Impression (Internet)

Definition

An impression (or view) is “a single display of online content to a user’s web-enabled device.” It’s the number of times the ad is displayed, whether it is clicked on or not. Each display counts as a single impression.

“Many websites sell advertising space by the number of impressions displayed to users. An online advertisement impression is a single appearance of an advertisement on a web page. Each time an advertisement loads onto a user’s screen, the ad server may count that loading as one impression. However, the ad server may be programmed to exclude from the count certain non-qualifying activity such as a reload, internal user actions, and other events that the advertiser and ad serving company agreed to not count.”[1]

Because of the possibility of click fraud, robotic activity is usually filtered and excluded. Thus, a more technical definition is given for accounting purposes by the IAB, a standards and watchdog industry group: Impression is “a measurement of responses from a web server to a page request from the user browser, which is filtered from robotic activity and error codes, and is recorded at a point as close as possible to opportunity to see the page by the user.”[2]

Purpose

Counting impressions is a method of estimating “opportunities to see” and the cost is quoted in cost per impression (CPI). (By contrast, cost per click is not impression-based).

Construction

The process of estimating reach and frequency begins with data that sum all of the impressions from different advertisements to arrive at total “gross” impressions.
Impressions (#) = Reach (#) x Average Frequency (#)

Served Impressions versus Viewable Impressions

A movement is underway to move from the current standard of served impressions, to a new standard of viewable impressions. The Interactive Advertising Bureau (IAB), Association of National Advertisers (ANA), and the American Association of Advertising Agencies (4A’s) have joined forces in an initiative called 3MS (Making Measurement Make Sense), with the purpose of better defining the value of display media.[3]

Served impressions are the current industry standard and “measure whether an ad had been served by an ad server, not if it is rendered on the screen fully enough and for a long enough time for consumers to see it.”[4]

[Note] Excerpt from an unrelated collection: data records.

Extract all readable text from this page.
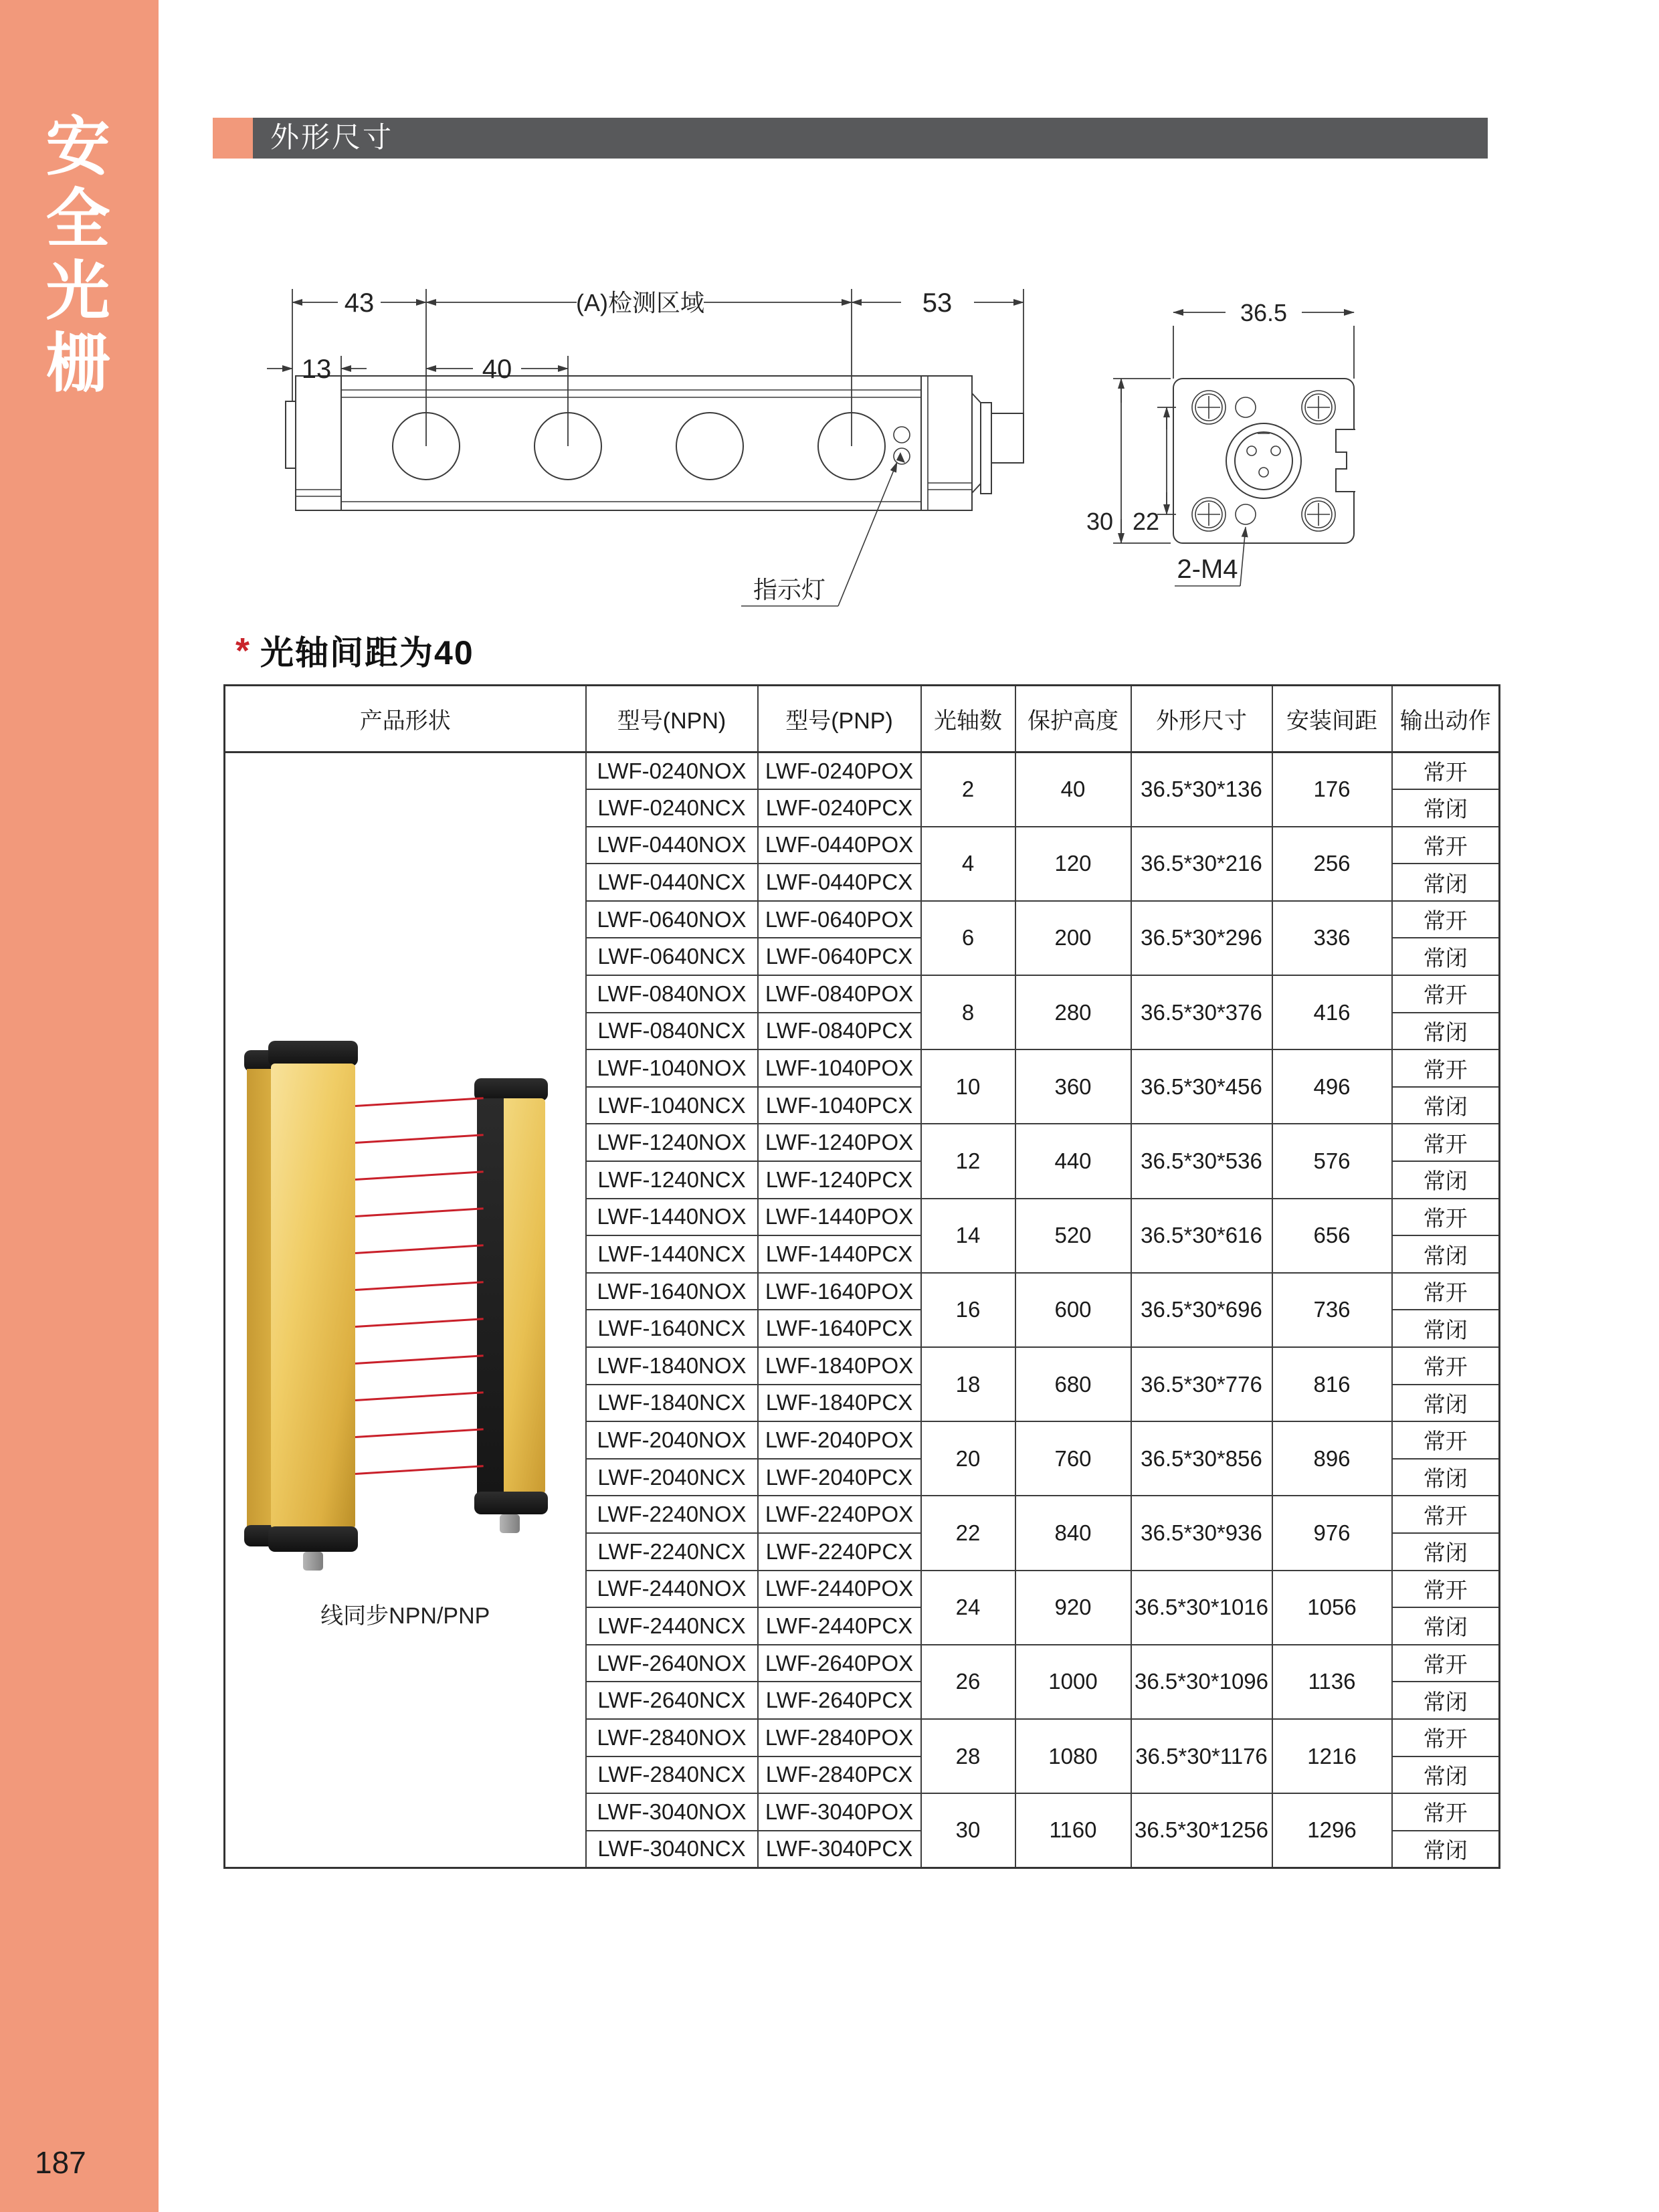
安全光栅
187
外形尺寸
指示灯
43	(A)检测区域	53
13	40
36.5
30 22
2-M4
* 光轴间距为40
产品形状	型号(NPN)	型号(PNP)	光轴数	保护高度	外形尺寸	安装间距	输出动作

线同步NPN/PNP	LWF-0240NOX	LWF-0240POX	2	40	36.5*30*136	176	常开
	LWF-0240NCX	LWF-0240PCX					常闭
	LWF-0440NOX	LWF-0440POX	4	120	36.5*30*216	256	常开
	LWF-0440NCX	LWF-0440PCX					常闭
	LWF-0640NOX	LWF-0640POX	6	200	36.5*30*296	336	常开
	LWF-0640NCX	LWF-0640PCX					常闭
	LWF-0840NOX	LWF-0840POX	8	280	36.5*30*376	416	常开
	LWF-0840NCX	LWF-0840PCX					常闭
	LWF-1040NOX	LWF-1040POX	10	360	36.5*30*456	496	常开
	LWF-1040NCX	LWF-1040PCX					常闭
	LWF-1240NOX	LWF-1240POX	12	440	36.5*30*536	576	常开
	LWF-1240NCX	LWF-1240PCX					常闭
	LWF-1440NOX	LWF-1440POX	14	520	36.5*30*616	656	常开
	LWF-1440NCX	LWF-1440PCX					常闭
	LWF-1640NOX	LWF-1640POX	16	600	36.5*30*696	736	常开
	LWF-1640NCX	LWF-1640PCX					常闭
	LWF-1840NOX	LWF-1840POX	18	680	36.5*30*776	816	常开
	LWF-1840NCX	LWF-1840PCX					常闭
	LWF-2040NOX	LWF-2040POX	20	760	36.5*30*856	896	常开
	LWF-2040NCX	LWF-2040PCX					常闭
	LWF-2240NOX	LWF-2240POX	22	840	36.5*30*936	976	常开
	LWF-2240NCX	LWF-2240PCX					常闭
	LWF-2440NOX	LWF-2440POX	24	920	36.5*30*1016	1056	常开
	LWF-2440NCX	LWF-2440PCX					常闭
	LWF-2640NOX	LWF-2640POX	26	1000	36.5*30*1096	1136	常开
	LWF-2640NCX	LWF-2640PCX					常闭
	LWF-2840NOX	LWF-2840POX	28	1080	36.5*30*1176	1216	常开
	LWF-2840NCX	LWF-2840PCX					常闭
	LWF-3040NOX	LWF-3040POX	30	1160	36.5*30*1256	1296	常开
	LWF-3040NCX	LWF-3040PCX					常闭
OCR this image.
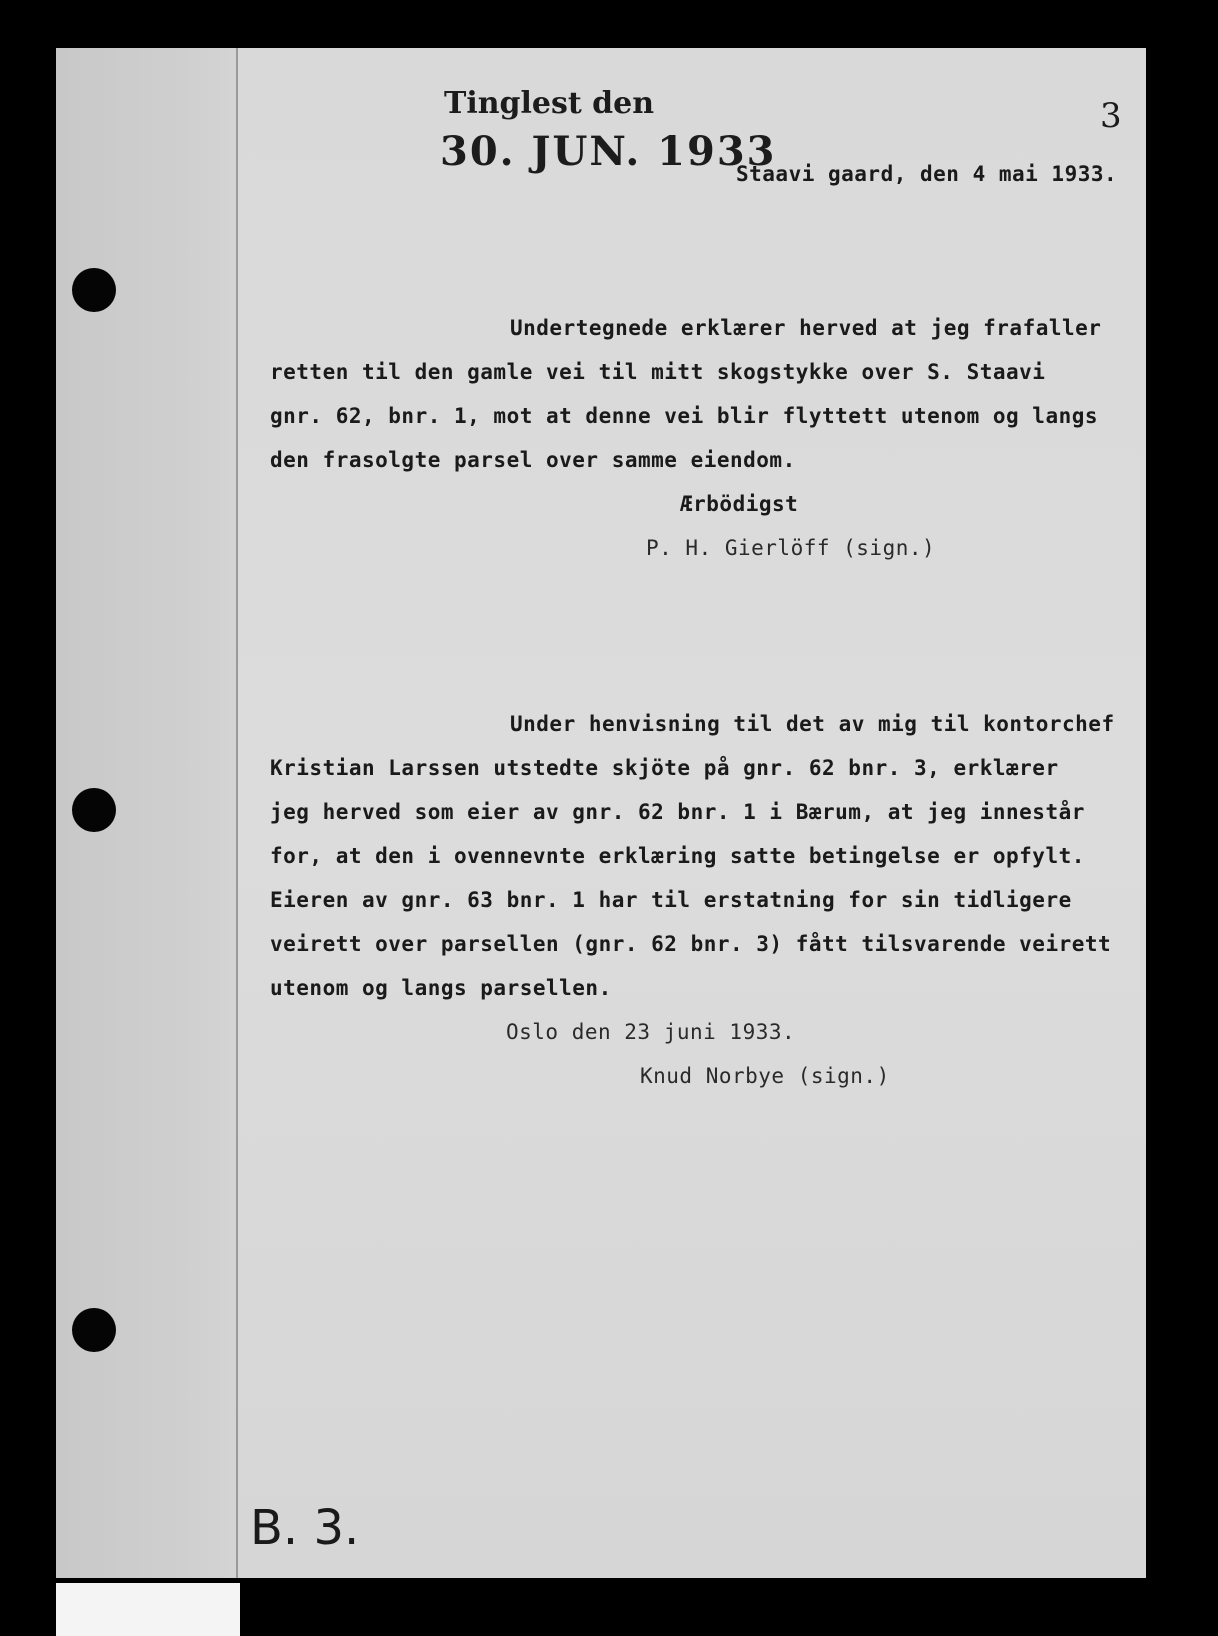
Tinglest den
30. JUN. 1933
3
Staavi gaard, den 4 mai 1933.
Undertegnede erklærer herved at jeg frafaller
retten til den gamle vei til mitt skogstykke over S. Staavi
gnr. 62, bnr. 1, mot at denne vei blir flyttett utenom og langs
den frasolgte parsel over samme eiendom.
Ærbödigst
P. H. Gierlöff (sign.)
Under henvisning til det av mig til kontorchef
Kristian Larssen utstedte skjöte på gnr. 62 bnr. 3, erklærer
jeg herved som eier av gnr. 62 bnr. 1 i Bærum, at jeg innestår
for, at den i ovennevnte erklæring satte betingelse er opfylt.
Eieren av gnr. 63 bnr. 1 har til erstatning for sin tidligere
veirett over parsellen (gnr. 62 bnr. 3) fått tilsvarende veirett
utenom og langs parsellen.
Oslo den 23 juni 1933.
Knud Norbye (sign.)
B. 3.
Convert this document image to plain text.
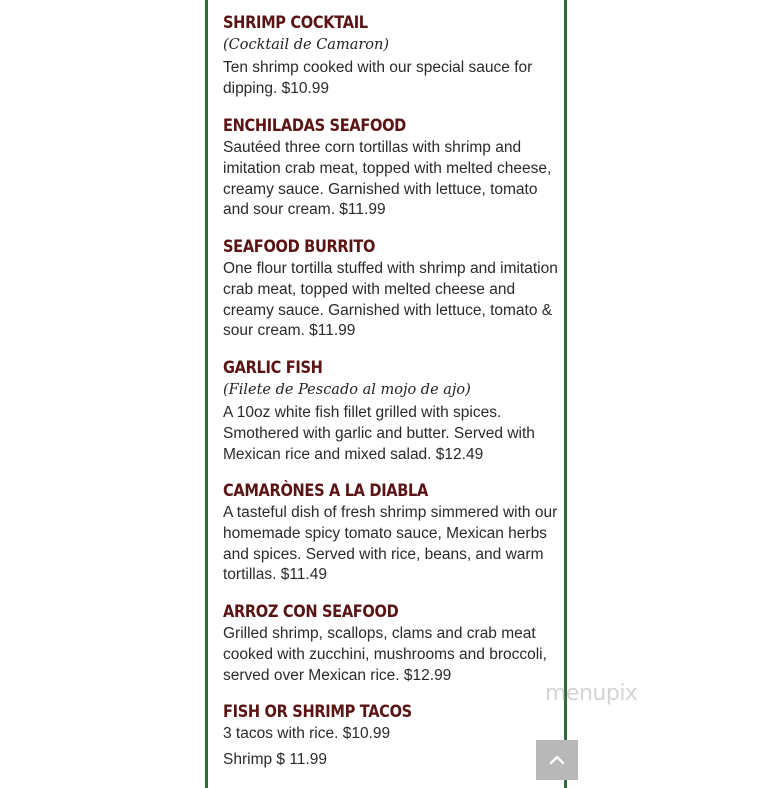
SHRIMP COCKTAIL
(Cocktail de Camaron)
Ten shrimp cooked with our special sauce for dipping. $10.99
ENCHILADAS SEAFOOD
Sautéed three corn tortillas with shrimp and imitation crab meat, topped with melted cheese, creamy sauce. Garnished with lettuce, tomato and sour cream. $11.99
SEAFOOD BURRITO
One flour tortilla stuffed with shrimp and imitation crab meat, topped with melted cheese and creamy sauce. Garnished with lettuce, tomato & sour cream. $11.99
GARLIC FISH
(Filete de Pescado al mojo de ajo)
A 10oz white fish fillet grilled with spices. Smothered with garlic and butter. Served with Mexican rice and mixed salad. $12.49
CAMARÒNES A LA DIABLA
A tasteful dish of fresh shrimp simmered with our homemade spicy tomato sauce, Mexican herbs and spices. Served with rice, beans, and warm tortillas. $11.49
ARROZ CON SEAFOOD
Grilled shrimp, scallops, clams and crab meat cooked with zucchini, mushrooms and broccoli, served over Mexican rice. $12.99
FISH OR SHRIMP TACOS
3 tacos with rice. $10.99
Shrimp $ 11.99
menupix
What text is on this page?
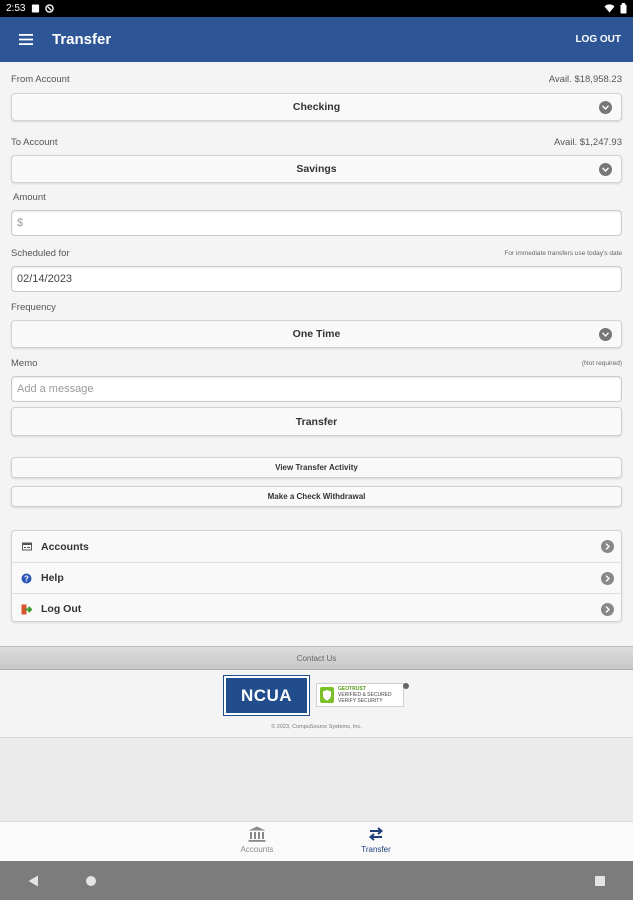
2:53
Transfer	LOG OUT
From Account	Avail. $18,958.23
Checking
To Account	Avail. $1,247.93
Savings
Amount
$
Scheduled for	For immediate transfers use today's date
02/14/2023
Frequency
One Time
Memo	(Not required)
Add a message
Transfer
View Transfer Activity
Make a Check Withdrawal
Accounts
? Help
Log Out
Contact Us
NCUA	GEOTRUST
VERIFIED & SECURED
VERIFY SECURITY
© 2023, CompuSource Systems, Inc.
Accounts	Transfer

The 3MS advocates a switch to viewable impressions. On March 31, 2014, The Media Rating Council lifted its advisory on viewable impressions and gave a “green light to the industry to begin transacting on the new metric for the first time.”[5]

References

  1. ^ IAB. IAB Interactive Advertising Wiki: Impression
  2. ^ IAB. Glossary of Interactive Advertising Terms v. 2.0. 
  3. ^ Mane, Sherill. Measuring Return From Interactive Advertising. MASB Summer Board Meeting and Summit, August 2012.
  4. ^ 3MS. Principles and Solutions: Defining Impressions.
  5. ^ 3MS. Press Release: Media Rating Council Lifts Advisory on Viewable Impressions for Display Ads.